If you caught our last blog, Privacy by Design & Default in Analog's Development Processes then you know that we shared our thoughts on how can systems be designed such that they achieve their purpose while also protecting the privacy of users. Today, we take the subject a bit further to discuss how to put the principles into practice.
Frameworks often present ideal, and at times impractical, expectations which leave engineers scratching their heads around how they apply to real-world development. Next, we introduce some of the tools that can be leveraged to protect privacy, and then return to our real-world use case of electronic toll systems (as described in the previous blog) to bridge the gap between privacy by design principles and their application in practice.
There are many privacy-enhancing technologies (PETs) to protect users' privacy, from differential privacy to secure multi-party computation. While PETs are powerful tools, applying them correctly requires domain expertise, and on their own they are unlikely to resolve all of the relevant privacy concerns. Rather than focus on any particular PET, let's examine how to apply the principles of privacy by design during the product design stage. Before walking through an example use case (2), it is important to understand the concept of data minimization: sharing as little sensitive data as possible with entities the user does not control. A goal of privacy by design is to minimize the privacy risks and trust assumptions that are placed on other entities, as they remove control from the user over their data.
The usual approach to data collection begins with a surplus of data, far more than is required. This surplus set of data is then reduced after reviewing the relevant data protection and privacy regulations, which restrict what data is allowed to be collected. However, just because data is not disallowed from being collected does not mean that it needs be collected.
If instead we follow the privacy by design approach, we would begin by identifying the absolute minimum amount of data that must be collected by other entities to solve the underlying problem. This minimal set may need to be expanded in order to ensure the final system functions as intended.

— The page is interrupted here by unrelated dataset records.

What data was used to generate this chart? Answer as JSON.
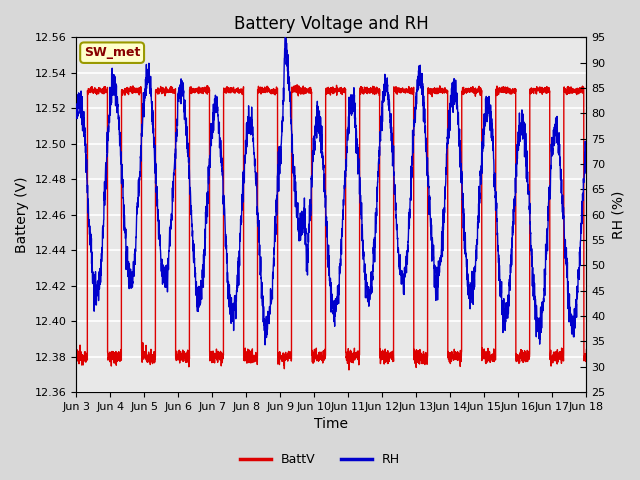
{
  "title": "Battery Voltage and RH",
  "xlabel": "Time",
  "ylabel_left": "Battery (V)",
  "ylabel_right": "RH (%)",
  "ylim_left": [
    12.36,
    12.56
  ],
  "ylim_right": [
    25,
    95
  ],
  "yticks_left": [
    12.36,
    12.38,
    12.4,
    12.42,
    12.44,
    12.46,
    12.48,
    12.5,
    12.52,
    12.54,
    12.56
  ],
  "yticks_right": [
    25,
    30,
    35,
    40,
    45,
    50,
    55,
    60,
    65,
    70,
    75,
    80,
    85,
    90,
    95
  ],
  "xtick_labels": [
    "Jun 3",
    "Jun 4",
    "Jun 5",
    "Jun 6",
    "Jun 7",
    "Jun 8",
    "Jun 9",
    "Jun 10",
    "Jun 11",
    "Jun 12",
    "Jun 13",
    "Jun 14",
    "Jun 15",
    "Jun 16",
    "Jun 17",
    "Jun 18"
  ],
  "legend_labels": [
    "BattV",
    "RH"
  ],
  "legend_colors": [
    "#dd0000",
    "#0000cc"
  ],
  "battv_color": "#dd0000",
  "rh_color": "#0000cc",
  "bg_color": "#d8d8d8",
  "plot_bg_color": "#e8e8e8",
  "station_label": "SW_met",
  "station_label_color": "#880000",
  "station_box_facecolor": "#ffffcc",
  "station_box_edgecolor": "#999900",
  "grid_color": "#ffffff",
  "title_fontsize": 12,
  "axis_label_fontsize": 10,
  "tick_fontsize": 8,
  "legend_fontsize": 9
}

Let’s return to our example electronic highway toll system, and specify two requirements: (1) the toll authority must know the correct fee to charge each user, and (2) the users cannot cheat the system. There are clear privacy concerns around the collection of users' location data for determining the fee based on highway entry/exit, as well as service integrity requirements to prevent users from cheating the toll system.
A straightforward solution would be to transmit GPS data from each user's vehicle to the toll authority along with their identity so that the toll authority can compute the fee to charge. However, GPS data reveals an incredible amount of auxiliary information: which interchanges the user entered/exited, what time this occurred, how fast the user was driving, etc. In fact, none of that information is needed to satisfy the system requirement of charging the correct fee! Rather, the minimum amount of data that must be shared with the toll authority is the total distance traveled (3). This can be accomplished by calculating the distance locally at the user's vehicle, and then transmitting the distance traveled to the toll authority. The sensitive GPS data doesn't need to leave the user's control (their vehicle) which minimizes their privacy risk and the amount of trust that must be placed in the toll authority.

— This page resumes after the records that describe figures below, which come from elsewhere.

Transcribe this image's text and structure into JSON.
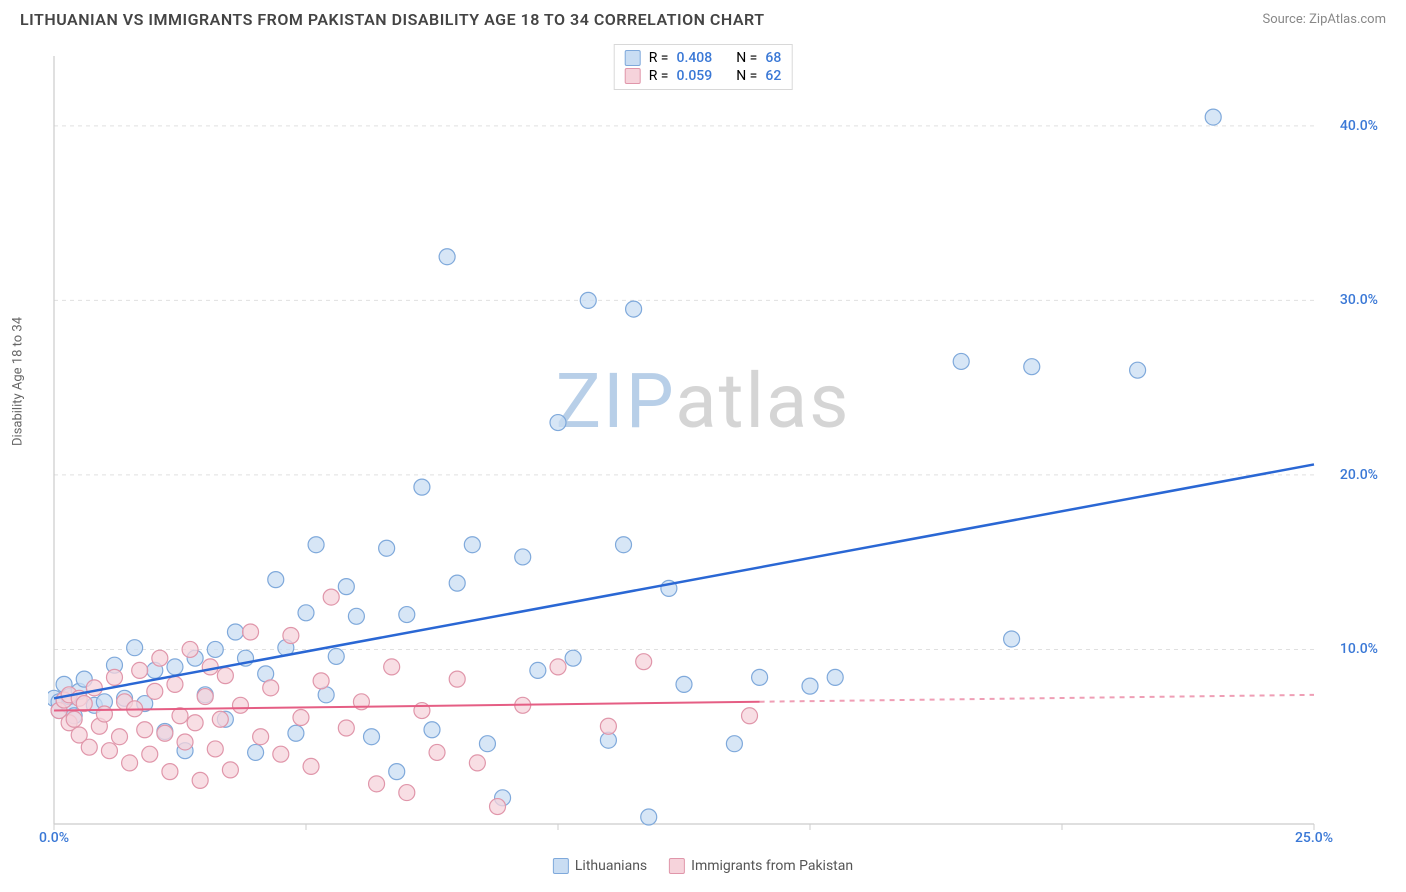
{
  "title": "LITHUANIAN VS IMMIGRANTS FROM PAKISTAN DISABILITY AGE 18 TO 34 CORRELATION CHART",
  "source_label": "Source: ZipAtlas.com",
  "ylabel": "Disability Age 18 to 34",
  "watermark": {
    "w1": "ZIP",
    "w2": "atlas",
    "color1": "#b8cfe8",
    "color2": "#d5d5d5"
  },
  "chart": {
    "type": "scatter",
    "background_color": "#ffffff",
    "grid_color": "#e0e0e0",
    "axis_color": "#cccccc",
    "xlim": [
      0,
      25
    ],
    "ylim": [
      0,
      44
    ],
    "xticks": [
      0,
      5,
      10,
      15,
      20,
      25
    ],
    "xticks_labels": [
      "0.0%",
      "",
      "",
      "",
      "",
      "25.0%"
    ],
    "yticks": [
      10,
      20,
      30,
      40
    ],
    "yticks_labels": [
      "10.0%",
      "20.0%",
      "30.0%",
      "40.0%"
    ],
    "tick_label_color": "#3a78d6",
    "marker_radius": 8,
    "marker_stroke_width": 1.2,
    "series": [
      {
        "name": "Lithuanians",
        "legend_label": "Lithuanians",
        "R": "0.408",
        "N": "68",
        "color_fill": "#c9ddf3",
        "color_stroke": "#7fa9db",
        "trend_color": "#2a67d4",
        "trend_width": 2.5,
        "trend": {
          "x1": 0,
          "y1": 7.2,
          "x2": 25,
          "y2": 20.6
        },
        "points": [
          [
            0.0,
            7.2
          ],
          [
            0.1,
            7.0
          ],
          [
            0.1,
            6.5
          ],
          [
            0.2,
            7.1
          ],
          [
            0.2,
            8.0
          ],
          [
            0.3,
            6.8
          ],
          [
            0.3,
            7.3
          ],
          [
            0.4,
            6.2
          ],
          [
            0.5,
            7.6
          ],
          [
            0.6,
            8.3
          ],
          [
            0.8,
            6.8
          ],
          [
            1.0,
            7.0
          ],
          [
            1.2,
            9.1
          ],
          [
            1.4,
            7.2
          ],
          [
            1.6,
            10.1
          ],
          [
            1.8,
            6.9
          ],
          [
            2.0,
            8.8
          ],
          [
            2.2,
            5.3
          ],
          [
            2.4,
            9.0
          ],
          [
            2.6,
            4.2
          ],
          [
            2.8,
            9.5
          ],
          [
            3.0,
            7.4
          ],
          [
            3.2,
            10.0
          ],
          [
            3.4,
            6.0
          ],
          [
            3.6,
            11.0
          ],
          [
            3.8,
            9.5
          ],
          [
            4.0,
            4.1
          ],
          [
            4.2,
            8.6
          ],
          [
            4.4,
            14.0
          ],
          [
            4.6,
            10.1
          ],
          [
            4.8,
            5.2
          ],
          [
            5.0,
            12.1
          ],
          [
            5.2,
            16.0
          ],
          [
            5.4,
            7.4
          ],
          [
            5.6,
            9.6
          ],
          [
            5.8,
            13.6
          ],
          [
            6.0,
            11.9
          ],
          [
            6.3,
            5.0
          ],
          [
            6.6,
            15.8
          ],
          [
            6.8,
            3.0
          ],
          [
            7.0,
            12.0
          ],
          [
            7.3,
            19.3
          ],
          [
            7.5,
            5.4
          ],
          [
            7.8,
            32.5
          ],
          [
            8.0,
            13.8
          ],
          [
            8.3,
            16.0
          ],
          [
            8.6,
            4.6
          ],
          [
            8.9,
            1.5
          ],
          [
            9.3,
            15.3
          ],
          [
            9.6,
            8.8
          ],
          [
            10.0,
            23.0
          ],
          [
            10.3,
            9.5
          ],
          [
            10.6,
            30.0
          ],
          [
            11.0,
            4.8
          ],
          [
            11.3,
            16.0
          ],
          [
            11.5,
            29.5
          ],
          [
            11.8,
            0.4
          ],
          [
            12.2,
            13.5
          ],
          [
            12.5,
            8.0
          ],
          [
            13.5,
            4.6
          ],
          [
            14.0,
            8.4
          ],
          [
            15.0,
            7.9
          ],
          [
            15.5,
            8.4
          ],
          [
            18.0,
            26.5
          ],
          [
            19.0,
            10.6
          ],
          [
            19.4,
            26.2
          ],
          [
            21.5,
            26.0
          ],
          [
            23.0,
            40.5
          ]
        ]
      },
      {
        "name": "Immigrants from Pakistan",
        "legend_label": "Immigrants from Pakistan",
        "R": "0.059",
        "N": "62",
        "color_fill": "#f6d3db",
        "color_stroke": "#e096aa",
        "trend_color": "#e55e84",
        "trend_width": 2,
        "trend": {
          "x1": 0,
          "y1": 6.5,
          "x2": 25,
          "y2": 7.4
        },
        "trend_dash_after": 14,
        "points": [
          [
            0.1,
            6.5
          ],
          [
            0.2,
            7.1
          ],
          [
            0.3,
            5.8
          ],
          [
            0.3,
            7.4
          ],
          [
            0.4,
            6.0
          ],
          [
            0.5,
            7.2
          ],
          [
            0.5,
            5.1
          ],
          [
            0.6,
            6.9
          ],
          [
            0.7,
            4.4
          ],
          [
            0.8,
            7.8
          ],
          [
            0.9,
            5.6
          ],
          [
            1.0,
            6.3
          ],
          [
            1.1,
            4.2
          ],
          [
            1.2,
            8.4
          ],
          [
            1.3,
            5.0
          ],
          [
            1.4,
            7.0
          ],
          [
            1.5,
            3.5
          ],
          [
            1.6,
            6.6
          ],
          [
            1.7,
            8.8
          ],
          [
            1.8,
            5.4
          ],
          [
            1.9,
            4.0
          ],
          [
            2.0,
            7.6
          ],
          [
            2.1,
            9.5
          ],
          [
            2.2,
            5.2
          ],
          [
            2.3,
            3.0
          ],
          [
            2.4,
            8.0
          ],
          [
            2.5,
            6.2
          ],
          [
            2.6,
            4.7
          ],
          [
            2.7,
            10.0
          ],
          [
            2.8,
            5.8
          ],
          [
            2.9,
            2.5
          ],
          [
            3.0,
            7.3
          ],
          [
            3.1,
            9.0
          ],
          [
            3.2,
            4.3
          ],
          [
            3.3,
            6.0
          ],
          [
            3.4,
            8.5
          ],
          [
            3.5,
            3.1
          ],
          [
            3.7,
            6.8
          ],
          [
            3.9,
            11.0
          ],
          [
            4.1,
            5.0
          ],
          [
            4.3,
            7.8
          ],
          [
            4.5,
            4.0
          ],
          [
            4.7,
            10.8
          ],
          [
            4.9,
            6.1
          ],
          [
            5.1,
            3.3
          ],
          [
            5.3,
            8.2
          ],
          [
            5.5,
            13.0
          ],
          [
            5.8,
            5.5
          ],
          [
            6.1,
            7.0
          ],
          [
            6.4,
            2.3
          ],
          [
            6.7,
            9.0
          ],
          [
            7.0,
            1.8
          ],
          [
            7.3,
            6.5
          ],
          [
            7.6,
            4.1
          ],
          [
            8.0,
            8.3
          ],
          [
            8.4,
            3.5
          ],
          [
            8.8,
            1.0
          ],
          [
            9.3,
            6.8
          ],
          [
            10.0,
            9.0
          ],
          [
            11.0,
            5.6
          ],
          [
            11.7,
            9.3
          ],
          [
            13.8,
            6.2
          ]
        ]
      }
    ]
  },
  "legend_top_prefix_R": "R =",
  "legend_top_prefix_N": "N ="
}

What about the second requirement that users cannot cheat the system? This is the type of problem that PETs are designed to solve. In this case, a cryptographic tool can provide the toll authority with sealed commitments containing the GPS data that backs up the fee calculation. Since the commitment is sealed, the toll authority can't access the GPS data on its own. However, if there is other evidence that calls into question the validity of the fee, the court can compel the user to open the commitment and prove that the fare was calculated correctly. In this example, the cryptographic commitment is an example of additional data that is required to maintain the integrity of the service, even though it wasn't in the original minimum set of required data.
Privacy is not only a requirement for products to comply with regulations, it also demonstrates our commitment to protecting the rights and freedoms of our users. Importantly, Privacy by Design principles must be integrated throughout the product development lifecycle, from inception through end-of-life. As we saw in our example, it’s worthwhile to identify the minimum amount of data required for the system to achieve its stated goals before making design decisions. Proceeding without factoring in privacy considerations can result a solution that cannot comply with privacy regulations due to the design itself. For instance, consider in our example the privacy implications of whether the toll operator or vehicle owner controls the collection and transmission of the data. Poor privacy design decisions can result in re-design costs, regulatory fines, and a loss of customer trust. By raising awareness of these principles, we hope to encourage engineers to begin discussions around data privacy and protection early in the lifecycle.